Au soutien de ses prétentions, l'intimé prétend que le Québec a le droit de recevoir les données du Directeur de l'enregistrement en raison de sa collaboration étroite avec le gouvernement fédéral quant à la mise en application de la Loi sur les armes à feu, notamment parce que les accords financiers entre la province et le Canada consacreraient ce partenariat. Or, ces accords ne portent que sur les coûts administratifs de la tenue du registre du Contrôleur et ne confèrent au Québec aucun droit de propriété sur les données contenues au registre du Directeur, le RCAF. Par ailleurs, le fait que le gouvernement fédéral débourse tous les coûts relatifs à la mise en oeuvre de la Loi sur les armes à feu paraît appuyer davantage la position contraire, soit que les entités administratives ou postes administratifs créés aux fins de l'application de la Loi sur les armes à feu demeurent fédéraux dans leur assise statutaire. Le Québec a simplement le droit de consulter le RCAF créé, financé, modifié et contrôlé par le gouvernement fédéral.

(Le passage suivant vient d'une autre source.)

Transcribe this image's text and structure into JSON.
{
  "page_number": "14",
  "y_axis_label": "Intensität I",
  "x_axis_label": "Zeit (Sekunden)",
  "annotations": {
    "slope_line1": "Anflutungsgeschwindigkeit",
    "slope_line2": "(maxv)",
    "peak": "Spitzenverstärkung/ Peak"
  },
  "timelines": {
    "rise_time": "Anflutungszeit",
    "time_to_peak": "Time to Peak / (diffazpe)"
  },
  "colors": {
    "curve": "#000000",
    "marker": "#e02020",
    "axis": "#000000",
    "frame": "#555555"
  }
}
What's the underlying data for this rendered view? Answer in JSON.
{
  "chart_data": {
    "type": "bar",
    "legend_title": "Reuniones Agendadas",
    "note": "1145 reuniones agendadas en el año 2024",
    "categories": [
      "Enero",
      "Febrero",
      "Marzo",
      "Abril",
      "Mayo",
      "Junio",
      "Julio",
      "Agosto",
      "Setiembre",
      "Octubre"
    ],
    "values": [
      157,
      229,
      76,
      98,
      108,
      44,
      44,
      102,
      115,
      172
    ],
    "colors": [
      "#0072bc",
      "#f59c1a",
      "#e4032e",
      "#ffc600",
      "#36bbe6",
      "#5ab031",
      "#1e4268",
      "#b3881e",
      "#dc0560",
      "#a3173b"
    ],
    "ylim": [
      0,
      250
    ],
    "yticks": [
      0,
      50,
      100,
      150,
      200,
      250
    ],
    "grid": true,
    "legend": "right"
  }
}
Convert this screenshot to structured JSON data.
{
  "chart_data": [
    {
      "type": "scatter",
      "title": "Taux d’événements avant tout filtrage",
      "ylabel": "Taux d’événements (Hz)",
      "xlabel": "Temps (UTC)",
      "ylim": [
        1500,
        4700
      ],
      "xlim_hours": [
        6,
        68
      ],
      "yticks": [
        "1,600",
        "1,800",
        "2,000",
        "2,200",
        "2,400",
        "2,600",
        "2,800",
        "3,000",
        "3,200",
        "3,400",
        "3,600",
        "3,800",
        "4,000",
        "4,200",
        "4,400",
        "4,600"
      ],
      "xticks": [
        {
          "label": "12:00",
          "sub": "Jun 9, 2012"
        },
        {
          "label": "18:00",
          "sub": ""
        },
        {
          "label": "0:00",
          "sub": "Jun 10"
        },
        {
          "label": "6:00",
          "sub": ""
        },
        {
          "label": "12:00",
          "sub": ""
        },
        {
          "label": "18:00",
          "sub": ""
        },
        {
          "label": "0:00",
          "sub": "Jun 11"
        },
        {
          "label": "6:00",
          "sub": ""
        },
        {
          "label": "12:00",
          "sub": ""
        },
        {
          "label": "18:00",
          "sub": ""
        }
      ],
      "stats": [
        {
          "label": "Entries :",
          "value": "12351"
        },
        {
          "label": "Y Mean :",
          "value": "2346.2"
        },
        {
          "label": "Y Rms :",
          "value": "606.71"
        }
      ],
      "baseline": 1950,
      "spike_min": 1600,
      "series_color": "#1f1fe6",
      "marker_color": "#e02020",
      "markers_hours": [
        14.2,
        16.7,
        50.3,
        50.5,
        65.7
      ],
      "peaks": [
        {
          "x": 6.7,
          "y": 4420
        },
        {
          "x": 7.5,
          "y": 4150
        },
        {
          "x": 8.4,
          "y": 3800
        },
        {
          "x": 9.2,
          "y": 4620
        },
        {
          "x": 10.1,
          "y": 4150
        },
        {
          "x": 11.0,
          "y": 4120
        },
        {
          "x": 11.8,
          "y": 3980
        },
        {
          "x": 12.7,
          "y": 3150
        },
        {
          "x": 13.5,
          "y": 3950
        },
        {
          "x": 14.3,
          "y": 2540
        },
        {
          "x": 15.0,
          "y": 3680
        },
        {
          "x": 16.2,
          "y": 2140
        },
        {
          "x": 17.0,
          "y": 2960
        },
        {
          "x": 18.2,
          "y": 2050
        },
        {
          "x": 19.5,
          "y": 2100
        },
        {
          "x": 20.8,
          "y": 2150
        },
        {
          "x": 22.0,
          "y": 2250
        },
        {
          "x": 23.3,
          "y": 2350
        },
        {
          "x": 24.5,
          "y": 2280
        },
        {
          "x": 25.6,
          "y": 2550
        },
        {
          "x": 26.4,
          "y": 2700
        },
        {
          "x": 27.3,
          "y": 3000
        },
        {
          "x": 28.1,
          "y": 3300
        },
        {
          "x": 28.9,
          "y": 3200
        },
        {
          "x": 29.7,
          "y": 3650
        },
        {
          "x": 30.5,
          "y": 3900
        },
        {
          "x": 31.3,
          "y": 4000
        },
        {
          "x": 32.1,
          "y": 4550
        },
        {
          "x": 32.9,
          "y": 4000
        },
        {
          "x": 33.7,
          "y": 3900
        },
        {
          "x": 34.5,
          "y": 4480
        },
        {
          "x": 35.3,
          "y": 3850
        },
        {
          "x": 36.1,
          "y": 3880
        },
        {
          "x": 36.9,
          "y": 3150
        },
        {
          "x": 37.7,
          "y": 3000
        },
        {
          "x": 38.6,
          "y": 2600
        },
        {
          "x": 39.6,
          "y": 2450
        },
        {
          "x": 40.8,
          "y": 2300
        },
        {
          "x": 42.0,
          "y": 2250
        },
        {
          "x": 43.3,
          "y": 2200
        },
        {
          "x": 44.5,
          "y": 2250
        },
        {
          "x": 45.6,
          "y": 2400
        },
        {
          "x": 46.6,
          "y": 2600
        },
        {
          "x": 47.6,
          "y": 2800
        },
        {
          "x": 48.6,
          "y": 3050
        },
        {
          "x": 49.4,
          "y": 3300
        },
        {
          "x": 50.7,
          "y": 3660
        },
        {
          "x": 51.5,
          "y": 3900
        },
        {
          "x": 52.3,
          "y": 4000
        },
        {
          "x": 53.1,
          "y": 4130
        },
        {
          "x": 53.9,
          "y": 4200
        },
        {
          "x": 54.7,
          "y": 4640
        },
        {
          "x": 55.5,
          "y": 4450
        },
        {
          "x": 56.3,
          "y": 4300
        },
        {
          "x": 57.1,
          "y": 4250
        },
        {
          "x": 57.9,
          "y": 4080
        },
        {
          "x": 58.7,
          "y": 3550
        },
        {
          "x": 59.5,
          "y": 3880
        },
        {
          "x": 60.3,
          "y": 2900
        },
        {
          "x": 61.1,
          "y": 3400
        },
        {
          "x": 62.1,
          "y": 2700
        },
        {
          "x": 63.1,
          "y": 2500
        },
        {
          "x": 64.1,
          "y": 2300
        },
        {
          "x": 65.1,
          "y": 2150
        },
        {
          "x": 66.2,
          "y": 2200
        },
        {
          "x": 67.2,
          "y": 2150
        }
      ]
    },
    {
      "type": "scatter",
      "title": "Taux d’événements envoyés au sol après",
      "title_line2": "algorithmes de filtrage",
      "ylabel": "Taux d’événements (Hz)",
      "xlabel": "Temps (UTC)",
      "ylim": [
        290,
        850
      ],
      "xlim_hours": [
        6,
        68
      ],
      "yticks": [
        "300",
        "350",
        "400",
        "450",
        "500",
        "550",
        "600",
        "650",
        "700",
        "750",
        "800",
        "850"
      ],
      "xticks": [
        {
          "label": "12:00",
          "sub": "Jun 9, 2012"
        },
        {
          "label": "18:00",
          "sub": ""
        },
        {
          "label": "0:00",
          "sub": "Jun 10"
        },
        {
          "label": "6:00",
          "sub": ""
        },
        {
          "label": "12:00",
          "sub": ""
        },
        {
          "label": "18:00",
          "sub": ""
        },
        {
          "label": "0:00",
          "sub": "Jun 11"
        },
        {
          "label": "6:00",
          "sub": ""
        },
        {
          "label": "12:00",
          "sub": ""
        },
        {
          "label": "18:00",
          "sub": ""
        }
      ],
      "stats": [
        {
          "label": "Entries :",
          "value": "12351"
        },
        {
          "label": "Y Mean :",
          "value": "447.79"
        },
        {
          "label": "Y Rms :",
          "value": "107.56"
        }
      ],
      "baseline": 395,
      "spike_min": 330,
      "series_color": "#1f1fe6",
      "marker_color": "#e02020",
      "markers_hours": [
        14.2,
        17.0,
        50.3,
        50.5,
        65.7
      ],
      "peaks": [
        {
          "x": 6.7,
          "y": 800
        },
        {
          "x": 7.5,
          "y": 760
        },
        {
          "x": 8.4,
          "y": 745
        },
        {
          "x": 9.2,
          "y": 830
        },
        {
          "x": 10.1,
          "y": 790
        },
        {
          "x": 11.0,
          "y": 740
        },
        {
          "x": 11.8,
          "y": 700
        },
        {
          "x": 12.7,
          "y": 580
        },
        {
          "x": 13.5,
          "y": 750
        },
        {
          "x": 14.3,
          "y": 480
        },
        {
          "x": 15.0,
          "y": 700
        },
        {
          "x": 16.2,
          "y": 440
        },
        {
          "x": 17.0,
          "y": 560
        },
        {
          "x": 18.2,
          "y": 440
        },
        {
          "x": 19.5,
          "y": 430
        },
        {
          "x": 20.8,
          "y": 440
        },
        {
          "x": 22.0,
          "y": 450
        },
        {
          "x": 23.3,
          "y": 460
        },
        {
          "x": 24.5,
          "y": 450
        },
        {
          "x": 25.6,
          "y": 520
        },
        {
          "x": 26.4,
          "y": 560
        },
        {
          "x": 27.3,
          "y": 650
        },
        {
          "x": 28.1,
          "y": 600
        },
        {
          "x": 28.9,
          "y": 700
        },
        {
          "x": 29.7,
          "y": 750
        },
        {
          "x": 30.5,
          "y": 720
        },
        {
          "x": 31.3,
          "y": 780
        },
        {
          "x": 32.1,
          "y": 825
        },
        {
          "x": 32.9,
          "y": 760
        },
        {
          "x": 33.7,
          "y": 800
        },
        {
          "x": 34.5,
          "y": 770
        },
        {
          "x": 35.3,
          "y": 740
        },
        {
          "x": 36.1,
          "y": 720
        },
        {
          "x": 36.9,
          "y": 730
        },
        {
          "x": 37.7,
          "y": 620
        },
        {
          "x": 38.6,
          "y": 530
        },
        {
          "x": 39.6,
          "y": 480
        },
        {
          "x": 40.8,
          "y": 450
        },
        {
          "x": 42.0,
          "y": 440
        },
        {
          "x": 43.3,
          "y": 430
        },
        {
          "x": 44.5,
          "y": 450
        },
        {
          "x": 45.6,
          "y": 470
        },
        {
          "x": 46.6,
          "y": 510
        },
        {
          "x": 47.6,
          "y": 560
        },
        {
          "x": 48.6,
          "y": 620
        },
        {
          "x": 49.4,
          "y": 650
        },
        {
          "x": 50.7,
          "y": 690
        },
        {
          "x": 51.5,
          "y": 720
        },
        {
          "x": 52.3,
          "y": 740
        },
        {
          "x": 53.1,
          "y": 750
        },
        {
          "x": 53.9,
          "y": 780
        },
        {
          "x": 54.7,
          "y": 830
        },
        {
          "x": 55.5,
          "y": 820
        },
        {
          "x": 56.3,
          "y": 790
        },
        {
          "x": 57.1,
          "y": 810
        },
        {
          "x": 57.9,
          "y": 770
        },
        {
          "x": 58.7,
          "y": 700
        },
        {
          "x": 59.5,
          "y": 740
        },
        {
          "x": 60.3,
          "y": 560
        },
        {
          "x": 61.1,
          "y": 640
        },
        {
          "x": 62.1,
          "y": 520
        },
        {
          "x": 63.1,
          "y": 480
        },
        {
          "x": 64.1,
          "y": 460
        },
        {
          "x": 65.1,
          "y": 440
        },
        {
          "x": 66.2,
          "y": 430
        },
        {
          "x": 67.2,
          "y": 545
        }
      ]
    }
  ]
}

Enfin, le remède retenu par le juge, soit celui de contraindre le gouvernement fédéral à continuer de colliger les données, était manifestement inapproprié; l'était aussi l'obligation de transférer ces données à un registre provincial à venir. Les tribunaux doivent s'abstenir de substituer à l'intention des législateurs leur appréciation de l'opportunité d'une mesure législative. À cet égard, il est pris acte de l'engagement du Procureur général du Canada de ne pas détruire les fichiers visés par le présent jugement avant l'expiration d'un délai de deux semaines suivant sa réception. 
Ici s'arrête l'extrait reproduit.